These multiple dating techniques place the tools from Lake Victoria at around 2.9 million years old, but more conservative estimates give a range of their construction between 2.58 million and 3 million years ago.
The site holds the fossil remains of at least three hippopotamus individuals – two of which bear the tell-tale signs that they were butchered.
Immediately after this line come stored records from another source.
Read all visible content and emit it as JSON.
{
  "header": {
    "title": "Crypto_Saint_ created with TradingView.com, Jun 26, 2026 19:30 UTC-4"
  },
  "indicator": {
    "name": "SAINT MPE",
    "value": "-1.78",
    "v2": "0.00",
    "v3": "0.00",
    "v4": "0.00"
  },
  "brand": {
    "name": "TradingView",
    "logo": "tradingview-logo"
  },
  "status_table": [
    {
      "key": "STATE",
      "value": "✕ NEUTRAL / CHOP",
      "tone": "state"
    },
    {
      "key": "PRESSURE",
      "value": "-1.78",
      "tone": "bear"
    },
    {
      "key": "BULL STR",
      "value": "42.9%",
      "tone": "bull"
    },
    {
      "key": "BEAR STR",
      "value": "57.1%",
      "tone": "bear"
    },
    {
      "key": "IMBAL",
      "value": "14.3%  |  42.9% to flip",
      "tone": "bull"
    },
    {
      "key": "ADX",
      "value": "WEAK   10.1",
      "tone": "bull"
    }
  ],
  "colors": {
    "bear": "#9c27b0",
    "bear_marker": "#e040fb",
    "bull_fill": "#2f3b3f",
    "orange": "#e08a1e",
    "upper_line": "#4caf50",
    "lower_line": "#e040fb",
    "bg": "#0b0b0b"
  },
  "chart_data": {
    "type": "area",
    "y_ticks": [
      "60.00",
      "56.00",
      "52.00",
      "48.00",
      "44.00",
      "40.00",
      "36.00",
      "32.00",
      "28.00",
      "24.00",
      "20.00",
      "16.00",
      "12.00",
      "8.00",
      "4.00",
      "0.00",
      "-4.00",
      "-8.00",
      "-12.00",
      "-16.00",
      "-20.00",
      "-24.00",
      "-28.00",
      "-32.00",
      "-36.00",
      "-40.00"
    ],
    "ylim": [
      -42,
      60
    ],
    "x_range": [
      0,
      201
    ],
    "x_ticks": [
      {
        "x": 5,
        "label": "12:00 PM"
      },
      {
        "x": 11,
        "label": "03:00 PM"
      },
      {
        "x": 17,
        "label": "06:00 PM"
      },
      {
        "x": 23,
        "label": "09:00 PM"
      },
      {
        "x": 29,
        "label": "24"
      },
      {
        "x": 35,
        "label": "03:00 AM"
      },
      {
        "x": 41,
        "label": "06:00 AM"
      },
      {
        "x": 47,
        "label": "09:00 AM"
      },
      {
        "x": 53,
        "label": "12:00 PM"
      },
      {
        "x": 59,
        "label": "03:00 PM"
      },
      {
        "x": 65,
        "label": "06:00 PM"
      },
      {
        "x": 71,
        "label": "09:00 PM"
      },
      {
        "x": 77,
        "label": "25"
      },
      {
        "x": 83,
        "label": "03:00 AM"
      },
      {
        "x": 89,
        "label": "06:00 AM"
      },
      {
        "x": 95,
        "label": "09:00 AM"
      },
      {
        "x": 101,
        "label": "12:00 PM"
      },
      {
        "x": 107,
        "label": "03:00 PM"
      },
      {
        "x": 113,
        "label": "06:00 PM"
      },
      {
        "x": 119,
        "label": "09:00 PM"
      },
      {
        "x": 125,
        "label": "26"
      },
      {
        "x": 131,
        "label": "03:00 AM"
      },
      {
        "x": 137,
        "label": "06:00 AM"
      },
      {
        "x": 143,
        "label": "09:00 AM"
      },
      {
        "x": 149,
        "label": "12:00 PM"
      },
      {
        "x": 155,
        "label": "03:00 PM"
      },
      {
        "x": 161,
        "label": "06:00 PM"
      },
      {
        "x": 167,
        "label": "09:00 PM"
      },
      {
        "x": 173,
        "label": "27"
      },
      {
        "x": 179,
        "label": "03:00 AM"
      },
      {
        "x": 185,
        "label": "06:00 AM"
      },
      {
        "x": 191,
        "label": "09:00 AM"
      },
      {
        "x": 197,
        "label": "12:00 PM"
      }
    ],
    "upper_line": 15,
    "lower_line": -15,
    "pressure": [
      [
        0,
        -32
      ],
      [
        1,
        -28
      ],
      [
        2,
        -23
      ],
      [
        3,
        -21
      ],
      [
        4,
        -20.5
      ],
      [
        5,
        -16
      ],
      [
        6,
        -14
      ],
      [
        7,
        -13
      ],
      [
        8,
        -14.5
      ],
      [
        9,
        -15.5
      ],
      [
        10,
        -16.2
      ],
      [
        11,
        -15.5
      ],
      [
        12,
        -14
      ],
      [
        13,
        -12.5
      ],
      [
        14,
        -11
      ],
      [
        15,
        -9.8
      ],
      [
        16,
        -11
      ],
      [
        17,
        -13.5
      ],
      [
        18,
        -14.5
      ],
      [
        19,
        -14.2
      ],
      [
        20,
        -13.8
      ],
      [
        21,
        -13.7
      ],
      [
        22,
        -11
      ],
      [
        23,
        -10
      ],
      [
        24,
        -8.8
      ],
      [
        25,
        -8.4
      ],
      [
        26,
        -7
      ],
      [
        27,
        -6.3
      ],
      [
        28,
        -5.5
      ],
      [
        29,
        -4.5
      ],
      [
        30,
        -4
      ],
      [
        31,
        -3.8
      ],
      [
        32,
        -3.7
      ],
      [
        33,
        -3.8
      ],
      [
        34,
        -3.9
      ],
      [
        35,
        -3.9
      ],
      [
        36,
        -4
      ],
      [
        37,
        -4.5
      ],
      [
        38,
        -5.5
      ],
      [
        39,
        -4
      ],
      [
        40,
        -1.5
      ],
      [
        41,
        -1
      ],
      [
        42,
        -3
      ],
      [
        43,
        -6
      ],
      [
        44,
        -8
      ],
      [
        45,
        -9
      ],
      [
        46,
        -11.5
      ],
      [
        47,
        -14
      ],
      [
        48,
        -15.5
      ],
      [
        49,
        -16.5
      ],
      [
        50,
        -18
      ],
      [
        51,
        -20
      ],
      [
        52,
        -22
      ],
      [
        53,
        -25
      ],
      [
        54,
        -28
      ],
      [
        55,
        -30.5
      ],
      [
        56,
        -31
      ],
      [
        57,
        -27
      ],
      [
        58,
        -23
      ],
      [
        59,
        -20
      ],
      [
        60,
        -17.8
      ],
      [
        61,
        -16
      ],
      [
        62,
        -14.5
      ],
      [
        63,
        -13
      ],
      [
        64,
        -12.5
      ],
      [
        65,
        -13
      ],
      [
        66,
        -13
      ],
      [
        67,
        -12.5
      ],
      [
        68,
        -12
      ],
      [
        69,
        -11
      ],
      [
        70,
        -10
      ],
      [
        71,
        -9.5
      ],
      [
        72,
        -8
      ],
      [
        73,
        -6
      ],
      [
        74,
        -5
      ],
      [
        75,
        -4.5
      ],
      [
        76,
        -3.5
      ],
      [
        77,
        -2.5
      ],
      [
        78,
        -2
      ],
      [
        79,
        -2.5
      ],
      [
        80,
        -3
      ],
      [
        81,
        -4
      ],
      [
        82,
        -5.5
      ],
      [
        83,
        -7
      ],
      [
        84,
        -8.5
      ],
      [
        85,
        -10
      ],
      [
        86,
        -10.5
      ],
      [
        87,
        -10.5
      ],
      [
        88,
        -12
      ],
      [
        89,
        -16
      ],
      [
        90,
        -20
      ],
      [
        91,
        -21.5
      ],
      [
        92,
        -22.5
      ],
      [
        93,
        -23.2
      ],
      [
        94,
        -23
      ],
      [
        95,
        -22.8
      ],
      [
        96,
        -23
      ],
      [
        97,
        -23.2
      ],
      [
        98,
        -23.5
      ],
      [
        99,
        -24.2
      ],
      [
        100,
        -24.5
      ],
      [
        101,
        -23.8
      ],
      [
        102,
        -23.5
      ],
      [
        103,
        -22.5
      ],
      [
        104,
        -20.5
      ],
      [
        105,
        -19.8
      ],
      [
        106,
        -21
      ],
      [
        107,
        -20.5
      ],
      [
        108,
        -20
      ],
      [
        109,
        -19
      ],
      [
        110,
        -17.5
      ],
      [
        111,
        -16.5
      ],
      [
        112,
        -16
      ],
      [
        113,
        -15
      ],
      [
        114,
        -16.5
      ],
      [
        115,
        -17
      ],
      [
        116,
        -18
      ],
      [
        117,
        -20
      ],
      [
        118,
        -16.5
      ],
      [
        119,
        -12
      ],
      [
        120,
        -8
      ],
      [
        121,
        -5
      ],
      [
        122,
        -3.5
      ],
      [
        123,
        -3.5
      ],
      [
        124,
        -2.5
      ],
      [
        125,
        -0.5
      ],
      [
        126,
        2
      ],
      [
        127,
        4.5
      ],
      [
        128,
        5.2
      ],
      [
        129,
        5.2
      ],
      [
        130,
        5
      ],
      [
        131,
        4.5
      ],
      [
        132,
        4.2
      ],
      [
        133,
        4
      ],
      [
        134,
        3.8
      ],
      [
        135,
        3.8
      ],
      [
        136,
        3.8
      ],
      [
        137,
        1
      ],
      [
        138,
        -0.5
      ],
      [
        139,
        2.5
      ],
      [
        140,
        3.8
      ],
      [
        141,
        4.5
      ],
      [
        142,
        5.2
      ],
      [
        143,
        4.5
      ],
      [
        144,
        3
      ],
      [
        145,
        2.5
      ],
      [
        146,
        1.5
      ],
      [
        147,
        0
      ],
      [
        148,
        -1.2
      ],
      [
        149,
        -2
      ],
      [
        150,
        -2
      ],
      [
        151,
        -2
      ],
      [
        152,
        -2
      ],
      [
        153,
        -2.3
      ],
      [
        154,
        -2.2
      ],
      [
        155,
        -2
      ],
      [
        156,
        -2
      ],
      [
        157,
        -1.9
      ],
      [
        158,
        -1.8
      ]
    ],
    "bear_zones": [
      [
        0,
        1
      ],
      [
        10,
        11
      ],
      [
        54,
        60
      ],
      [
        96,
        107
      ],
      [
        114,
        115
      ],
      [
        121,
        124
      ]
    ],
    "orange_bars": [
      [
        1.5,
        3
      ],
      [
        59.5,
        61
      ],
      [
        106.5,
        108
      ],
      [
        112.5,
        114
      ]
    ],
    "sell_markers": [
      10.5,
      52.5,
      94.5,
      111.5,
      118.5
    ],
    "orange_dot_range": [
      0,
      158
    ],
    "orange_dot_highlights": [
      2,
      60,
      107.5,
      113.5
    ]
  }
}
Similarly, antelope remains at the site show indications that the flesh was sliced off the bone, and that bones were crushed to get at the marrow inside.
“What’s really interesting is that here at this site you have some of the earliest evidence of butchery of megafauna, even before the advent of the use of fire,” says Associate Professor Julien Louys from Australia’s Griffith University. “This indicates that exploitation of megafauna began millions of years before the so-called megafauna extinction event.”
Fire hadn’t been invented for another two million years, so the meat may have been cut up to make it easier to chew.
Wear patterns on 30 of the stone tools discovered show they were also used to pound plants.
But which early hominins made the tools?
The site, and nearby sites, have produced molars belonging to close revolutionary relatives of humans, Paranthropus.
“The assumption among researchers has long been that only the genus Homo, to which humans belong, was capable of making stone tools,” Potts said. “But finding Paranthropus alongside these stone tools opens up a fascinating whodunnit.”